Chalutier qui s’est déjà illustré dans l’actualité maritime en 2001 :

Gure Lana et Tethys - 13 février 2001
Le patrouilleur des affaires maritimes Iris procède le 13 février, dans le sud de la chaussée de Sein, au contrôle de deux navires de pêche franco-espagnols immatriculés à Bayonne. Un procès-verbal pour pêche en zone interdite est dressé à l’encontre des navires qui sont déroutés vers Brest où le produit de leur pêche est saisi.
[Source Marine Nationale].

Gure Lana et Tethys - 15 février 2001
Deux chalutiers franco-espagnols arraisonnés au sud d’Armen.

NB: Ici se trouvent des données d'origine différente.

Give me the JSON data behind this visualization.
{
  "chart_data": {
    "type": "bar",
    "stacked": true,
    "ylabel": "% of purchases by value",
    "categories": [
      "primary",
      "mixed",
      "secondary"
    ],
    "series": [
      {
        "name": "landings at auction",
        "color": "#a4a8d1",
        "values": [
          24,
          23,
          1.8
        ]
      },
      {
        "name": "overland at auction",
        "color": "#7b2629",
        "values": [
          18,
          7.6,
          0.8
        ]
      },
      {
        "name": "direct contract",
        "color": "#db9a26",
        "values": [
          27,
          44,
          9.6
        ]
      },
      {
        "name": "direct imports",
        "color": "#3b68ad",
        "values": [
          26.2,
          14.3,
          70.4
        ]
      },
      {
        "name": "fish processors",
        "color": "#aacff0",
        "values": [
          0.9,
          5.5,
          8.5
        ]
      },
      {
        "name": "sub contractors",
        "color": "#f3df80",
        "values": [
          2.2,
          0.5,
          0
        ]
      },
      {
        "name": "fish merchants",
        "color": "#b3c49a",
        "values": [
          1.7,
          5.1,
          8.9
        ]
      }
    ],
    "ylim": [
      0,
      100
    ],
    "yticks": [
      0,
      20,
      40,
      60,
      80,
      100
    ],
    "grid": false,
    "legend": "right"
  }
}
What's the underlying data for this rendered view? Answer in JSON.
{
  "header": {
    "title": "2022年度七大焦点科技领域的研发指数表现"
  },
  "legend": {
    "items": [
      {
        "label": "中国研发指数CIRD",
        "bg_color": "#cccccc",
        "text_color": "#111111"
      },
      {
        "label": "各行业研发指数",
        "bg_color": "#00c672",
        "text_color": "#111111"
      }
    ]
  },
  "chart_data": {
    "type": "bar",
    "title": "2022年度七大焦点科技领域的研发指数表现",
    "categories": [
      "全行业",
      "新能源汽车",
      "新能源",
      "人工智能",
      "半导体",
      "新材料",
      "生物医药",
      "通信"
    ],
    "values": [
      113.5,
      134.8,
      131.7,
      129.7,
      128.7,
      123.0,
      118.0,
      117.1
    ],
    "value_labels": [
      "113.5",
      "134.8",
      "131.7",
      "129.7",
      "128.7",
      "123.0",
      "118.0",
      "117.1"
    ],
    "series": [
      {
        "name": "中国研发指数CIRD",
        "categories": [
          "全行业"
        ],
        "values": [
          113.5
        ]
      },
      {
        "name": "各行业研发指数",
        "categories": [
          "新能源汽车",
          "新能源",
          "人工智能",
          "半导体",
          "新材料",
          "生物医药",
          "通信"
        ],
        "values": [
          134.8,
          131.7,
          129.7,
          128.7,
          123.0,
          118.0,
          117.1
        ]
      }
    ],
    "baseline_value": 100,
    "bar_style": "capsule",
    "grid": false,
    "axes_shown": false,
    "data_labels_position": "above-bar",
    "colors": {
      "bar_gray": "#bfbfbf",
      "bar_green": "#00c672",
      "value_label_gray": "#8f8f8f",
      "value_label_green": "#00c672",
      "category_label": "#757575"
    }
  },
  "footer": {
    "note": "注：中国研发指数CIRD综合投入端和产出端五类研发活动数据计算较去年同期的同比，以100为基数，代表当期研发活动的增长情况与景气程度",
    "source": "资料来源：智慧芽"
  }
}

Deux chalutiers pélagiques franco-espagnols ont été arraisonnés jeudi vers 16 h 30 par le patrouilleur des Affaires maritimes “Iris”, commandé par Lucien Fanton assisté de Patrick Desson. Au moment des faits, les deux bateaux fautifs pêchaient à quelques milles au sud d’Armen, c’est-à-dire dans le suroît de l’île de Sein. Cette zone de pêche leur est strictement interdite.

Les deux chalutiers ont été arraisonnés dans une zone de pêche qui leur est strictement interdite. Les 24 tonnes de pêche réalisées par le “Gure-Lana” et du “Téthys” ont été vendues hier matin aux enchères à Brest.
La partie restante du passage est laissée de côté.